Lou’s View – Jan. 14, 2016

Dead Man Floating

by Lou Bernard

It was September 21, 1903, and it started out like any other day for Mary McDermott of Lock Haven. Mary worked at the silk mill on North Fairview Street, and lived up around present-day 120, near Sugar Run. She was walking to work, the same as she did every day, along the railroad tracks, because safety was less important than shortcuts back then. Around where the college stands now, she looked down, and she saw it.

A dead man, floating in the water.

I suppose it’s belaboring the point if I add that it was a Monday.

“When near the culvert, a short distance above the Normal School, she glanced into the stream below and was horrified to see the body of a man lying face downward in the water,” reported the Clinton County Times on September 25.

Mary spotted the dead guy, and reacted in a perfectly reasonable fashion, given the circumstances. She screamed her head off. Local railroad employee J.E. Mason heard her, and came running to the rescue. Mason had been on duty all night, and was just headed home when he heard Mary scream.
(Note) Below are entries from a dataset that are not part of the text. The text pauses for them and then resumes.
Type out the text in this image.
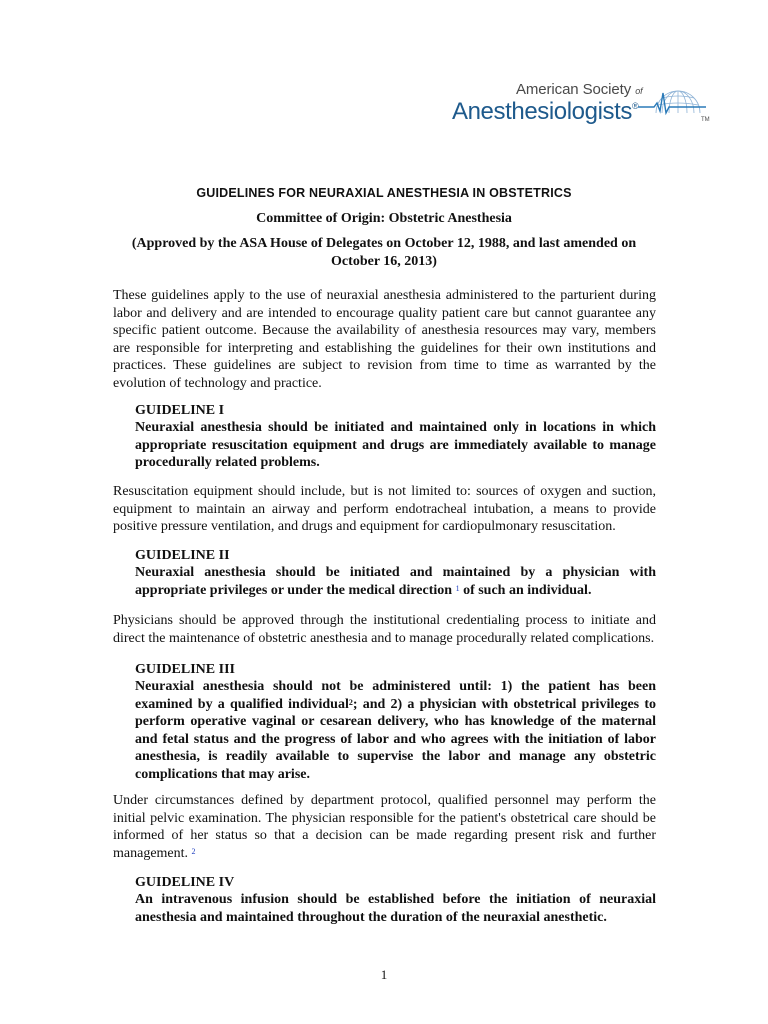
American Society of
Anesthesiologists®
TM
GUIDELINES FOR NEURAXIAL ANESTHESIA IN OBSTETRICS
Committee of Origin: Obstetric Anesthesia
(Approved by the ASA House of Delegates on October 12, 1988, and last amended on October 16, 2013)
These guidelines apply to the use of neuraxial anesthesia administered to the parturient during labor and delivery and are intended to encourage quality patient care but cannot guarantee any specific patient outcome. Because the availability of anesthesia resources may vary, members are responsible for interpreting and establishing the guidelines for their own institutions and practices. These guidelines are subject to revision from time to time as warranted by the evolution of technology and practice.
GUIDELINE I
Neuraxial anesthesia should be initiated and maintained only in locations in which appropriate resuscitation equipment and drugs are immediately available to manage procedurally related problems.
Resuscitation equipment should include, but is not limited to: sources of oxygen and suction, equipment to maintain an airway and perform endotracheal intubation, a means to provide positive pressure ventilation, and drugs and equipment for cardiopulmonary resuscitation.
GUIDELINE II
Neuraxial anesthesia should be initiated and maintained by a physician with appropriate privileges or under the medical direction $^1$ of such an individual.
Physicians should be approved through the institutional credentialing process to initiate and direct the maintenance of obstetric anesthesia and to manage procedurally related complications.
GUIDELINE III
Neuraxial anesthesia should not be administered until: 1) the patient has been examined by a qualified individual$^2$; and 2) a physician with obstetrical privileges to perform operative vaginal or cesarean delivery, who has knowledge of the maternal and fetal status and the progress of labor and who agrees with the initiation of labor anesthesia, is readily available to supervise the labor and manage any obstetric complications that may arise.
Under circumstances defined by department protocol, qualified personnel may perform the initial pelvic examination. The physician responsible for the patient's obstetrical care should be informed of her status so that a decision can be made regarding present risk and further management. $^2$
GUIDELINE IV
An intravenous infusion should be established before the initiation of neuraxial anesthesia and maintained throughout the duration of the neuraxial anesthetic.
1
Mason was smart enough not to touch anything, and to send for help. He notified his bosses, the railroad officials, and they made a call to local undertaker E.B. Waters, who had an office on Bellefonte Avenue. Waters attempted to contact the local coroner, William Shoemaker, who was out of town at the time. So they sent Alderman Edward Parsons instead.

Parsons looked things over, and decided he needed to empanel a jury to hold an inquest. This being early in the morning and in a spot that’s a little out of the way, he ended up selecting his jury from guys who had just shown up to get a look at the body. Joseph Saiers, Edward W. Fowler, Frank Bittner, and George Rohe were all guys who just happened to live in that neighborhood. Robert Martin was, in fact, a local constable. And Mason, who had been the first one to show up.

When they examined the body, they found out that he was a foreigner. And then Donald Trump built a wall around Lock Haven. (I’m kidding about that, though it is weirdly plausible.) The article says,”The body was found to be that of a stranger and a foreigner, clothed in working attire. He was of medium height and build, and had dark hair and thick lips.” (I just report it; I don’t judge.) “Beside him was found a satchel containing wearing apparel, a number of papers including pay envelopes of the Harbison-Walker Co., showing that he had been employed at both the Flemington and the Farrandsville Brick Works.”

They found the papers, and ten dollars and three pennies.

They also, on the papers, found a name: Berti Sinki.

Further investigation—Presumably conducted by this same crack team of guys who just happened to be nearby at the time—Revealed that Sinki was a Hungarian immigrant who still had a wife and children back overseas. He’d been working locally in the brick industry. Most likely, they decided, he’d probably been on his way to or from work, and slipped, falling into the water. Hitting his head on a stone, he’d knocked himself unconscious, and drowned facedown in eight inches of water.

Having come to the conclusion that it was an accidental death, the inquest was over by ten-thirty, and everyone went on with their business, having gotten their excitement for the day. And the jury was dismissed, having lasted exactly one morning like a sort of impromptu Neighborhood Watch program.

The newspaper reports that Sinki was taken to Waters’s office at 30 Bellefonte Avenue, across from Triangle Park. His body was prepared for burial and interred Tuesday morning, though the article doesn’t say where. At a wild guess, I’d think maybe the potter’s field in Highland Cemetery, though it could have been anywhere. Maybe they just stuck him in the basement. But that pretty much ended the incident.

Presumably, everyone went on with their lives after that. Except Berti Sinki. But it’s possible that Mary McDermott seriously considered getting a ride to work for a while. Especially on Mondays.